Sólo con un corazón de niño se puede acoger la Buena Noticia que Jesús nos trae. Sólo con un corazón inocente y confiado se puede creer que el Padre nos ama incondicionalmente y pone a nuestro alcance los medios, las personas y también los ángeles que necesitamos para no perdernos en el camino. El niño no calcula si es razonable o proporcionado aquello que le promete su Padre, tan sólo cree y confía. Cree que es amado por Él y confía que, sólo por eso, no hay nada que temer.

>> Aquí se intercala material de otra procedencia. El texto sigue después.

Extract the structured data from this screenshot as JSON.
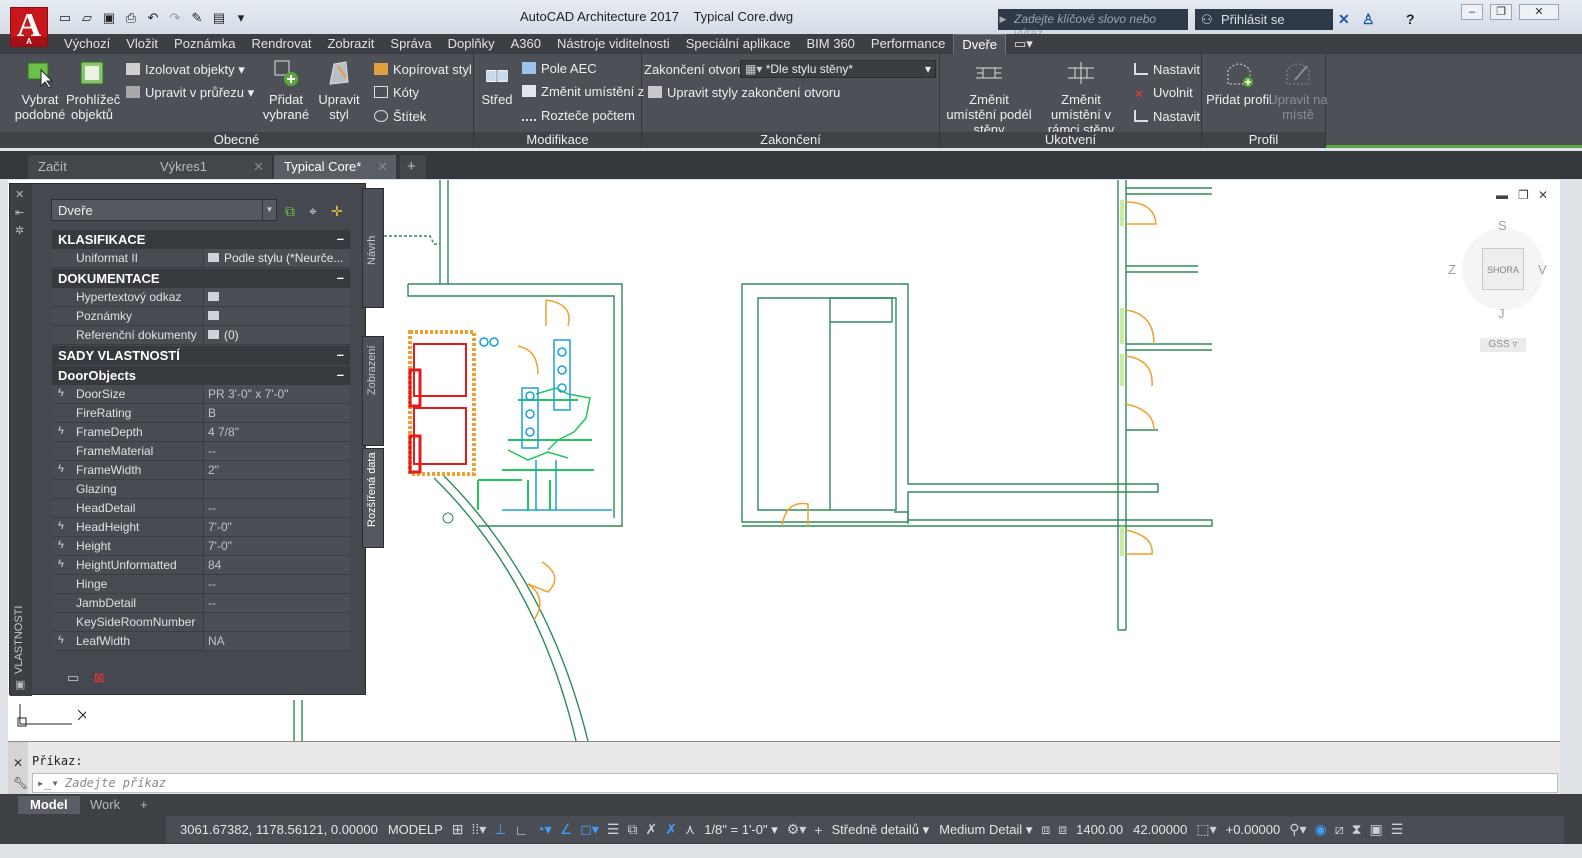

¿Cómo es mi actitud de acogida de la gracia, del Amor de Dios y de sus dones? ¿Los recibo y disfruto con la exigencia del adulto o los acojo y agradezco con el corazón de un niño? ¿En los momentos de temor, ante las dificultades, me creo que Dios Padre me protege y me cuida, incluso por medio de sus ángeles, o, por el contrario, me siento abandonado por Él?